Good info here. I second the comment about having your ducks in a row. To the point of having a sheet written up with exactly what you want. Be very specific about the wire type to be used since offen when you say 'two lines' they will try and use quad cable that is 2 hots that share the same netural and ground...which is not really the same thing as two seperate lines. Also compared to the labor costs materials are nothing. I would go for at least two lines into a box with 4 outlets both wired on the same phase and if possible on the opposite phase of stuff like AC and kitchen circuits as mentioned above.
Good luck
If you put in multiple dedicated lines, it is imperative that they all be on the same phase of the power line. Otherwise, you can have 240 volts between two components on different phases. It is improbable but dangerous if it happens. Also you may have hum problems.
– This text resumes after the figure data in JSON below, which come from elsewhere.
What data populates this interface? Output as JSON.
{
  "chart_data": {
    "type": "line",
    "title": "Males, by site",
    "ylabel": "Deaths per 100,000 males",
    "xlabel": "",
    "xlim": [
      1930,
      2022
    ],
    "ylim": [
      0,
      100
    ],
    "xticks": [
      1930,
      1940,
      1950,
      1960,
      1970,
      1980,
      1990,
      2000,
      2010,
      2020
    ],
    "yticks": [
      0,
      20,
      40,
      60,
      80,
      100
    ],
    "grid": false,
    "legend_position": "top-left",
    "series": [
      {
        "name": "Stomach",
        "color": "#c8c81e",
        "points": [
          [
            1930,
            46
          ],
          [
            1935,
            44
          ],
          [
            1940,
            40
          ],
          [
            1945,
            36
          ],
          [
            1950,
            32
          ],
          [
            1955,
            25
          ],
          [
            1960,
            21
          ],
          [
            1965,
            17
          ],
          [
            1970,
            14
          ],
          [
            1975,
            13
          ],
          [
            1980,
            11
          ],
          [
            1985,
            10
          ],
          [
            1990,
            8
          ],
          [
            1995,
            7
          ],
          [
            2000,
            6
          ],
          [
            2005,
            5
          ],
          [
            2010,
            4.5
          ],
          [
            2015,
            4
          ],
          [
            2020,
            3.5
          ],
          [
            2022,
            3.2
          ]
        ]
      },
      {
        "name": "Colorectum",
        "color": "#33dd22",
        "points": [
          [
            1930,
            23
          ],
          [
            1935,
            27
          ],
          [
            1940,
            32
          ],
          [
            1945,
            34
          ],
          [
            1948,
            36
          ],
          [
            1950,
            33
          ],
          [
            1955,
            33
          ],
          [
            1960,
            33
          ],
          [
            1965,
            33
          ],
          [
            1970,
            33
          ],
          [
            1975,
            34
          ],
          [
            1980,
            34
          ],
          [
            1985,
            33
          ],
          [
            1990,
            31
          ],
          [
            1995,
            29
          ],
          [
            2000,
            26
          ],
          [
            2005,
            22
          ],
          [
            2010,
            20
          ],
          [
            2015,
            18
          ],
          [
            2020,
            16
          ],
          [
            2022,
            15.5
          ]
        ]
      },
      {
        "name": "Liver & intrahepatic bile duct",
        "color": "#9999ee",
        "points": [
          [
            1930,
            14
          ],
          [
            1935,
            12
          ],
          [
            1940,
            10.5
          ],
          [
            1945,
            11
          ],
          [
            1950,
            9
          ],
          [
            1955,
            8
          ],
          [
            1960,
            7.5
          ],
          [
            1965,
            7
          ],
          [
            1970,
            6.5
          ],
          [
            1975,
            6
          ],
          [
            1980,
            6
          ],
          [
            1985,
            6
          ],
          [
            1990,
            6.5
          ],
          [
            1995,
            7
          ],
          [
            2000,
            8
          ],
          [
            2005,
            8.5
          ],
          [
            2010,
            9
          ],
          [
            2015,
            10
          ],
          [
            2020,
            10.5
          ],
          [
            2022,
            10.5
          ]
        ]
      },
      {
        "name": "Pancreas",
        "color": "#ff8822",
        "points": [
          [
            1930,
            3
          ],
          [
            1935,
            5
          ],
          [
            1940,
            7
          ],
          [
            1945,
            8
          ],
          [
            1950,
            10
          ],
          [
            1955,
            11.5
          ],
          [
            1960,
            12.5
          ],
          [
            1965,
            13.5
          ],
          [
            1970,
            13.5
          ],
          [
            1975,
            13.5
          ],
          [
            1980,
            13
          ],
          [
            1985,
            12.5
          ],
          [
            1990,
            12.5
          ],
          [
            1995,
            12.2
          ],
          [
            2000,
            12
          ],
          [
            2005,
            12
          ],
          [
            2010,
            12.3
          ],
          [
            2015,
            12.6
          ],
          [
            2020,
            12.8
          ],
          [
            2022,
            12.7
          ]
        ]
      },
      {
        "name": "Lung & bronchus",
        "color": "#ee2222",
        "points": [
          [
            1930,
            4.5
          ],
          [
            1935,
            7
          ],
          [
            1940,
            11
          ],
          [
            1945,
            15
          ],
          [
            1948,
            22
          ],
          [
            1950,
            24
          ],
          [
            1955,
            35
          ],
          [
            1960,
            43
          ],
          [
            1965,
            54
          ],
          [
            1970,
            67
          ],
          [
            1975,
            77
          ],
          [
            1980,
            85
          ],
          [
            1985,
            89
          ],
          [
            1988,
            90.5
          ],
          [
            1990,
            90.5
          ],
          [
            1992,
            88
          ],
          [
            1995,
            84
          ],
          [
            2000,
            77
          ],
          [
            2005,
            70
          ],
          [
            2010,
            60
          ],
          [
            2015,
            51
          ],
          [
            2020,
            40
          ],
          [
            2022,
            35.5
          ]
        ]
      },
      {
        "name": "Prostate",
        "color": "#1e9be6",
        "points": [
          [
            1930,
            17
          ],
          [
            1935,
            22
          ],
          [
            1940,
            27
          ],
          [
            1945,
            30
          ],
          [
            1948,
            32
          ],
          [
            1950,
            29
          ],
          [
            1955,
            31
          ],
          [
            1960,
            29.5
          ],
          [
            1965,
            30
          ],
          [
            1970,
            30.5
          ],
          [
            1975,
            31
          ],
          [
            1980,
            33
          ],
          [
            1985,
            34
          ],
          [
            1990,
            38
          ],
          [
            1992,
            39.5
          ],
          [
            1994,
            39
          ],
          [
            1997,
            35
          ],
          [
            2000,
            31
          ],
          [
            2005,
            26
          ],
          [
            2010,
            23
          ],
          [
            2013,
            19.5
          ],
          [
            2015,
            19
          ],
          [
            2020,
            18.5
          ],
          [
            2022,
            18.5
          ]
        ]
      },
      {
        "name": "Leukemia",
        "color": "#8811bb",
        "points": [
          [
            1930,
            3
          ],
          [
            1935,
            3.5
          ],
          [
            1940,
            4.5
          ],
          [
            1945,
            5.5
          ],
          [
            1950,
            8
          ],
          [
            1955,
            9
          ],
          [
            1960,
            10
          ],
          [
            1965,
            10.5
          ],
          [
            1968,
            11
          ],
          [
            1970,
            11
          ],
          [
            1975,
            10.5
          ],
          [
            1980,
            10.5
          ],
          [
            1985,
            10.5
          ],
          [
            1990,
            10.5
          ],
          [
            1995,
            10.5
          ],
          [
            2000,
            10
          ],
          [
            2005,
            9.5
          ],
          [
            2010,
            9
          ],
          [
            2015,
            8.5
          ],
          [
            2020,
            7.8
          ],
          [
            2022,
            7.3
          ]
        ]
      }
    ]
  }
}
Hi Bryanhod, click on my "system" to see what I did with dedicated A/C power. I researched dedicated A/C lines for a few months before I took the plunge. I'd recommend a beefier ground rod. Plus, some people use a separate ground rod-especially if you are using a sub panel. Also, I've been researching JPS Labs Power A/C In-Wall Cable. It's 10 AWG w/ground and UL/CSA rated. It's the only A/C cable that I know of that's UL approved. It's also $18/ft list, however. I'd be interested to know if any Audiogon members have used the JPS Labs A/C cable. Stan
Just wanted to add that Robert Harley's book does not contain any information on how to wire a house using dedicated circuits. I just got the book and there is a buch of other great info.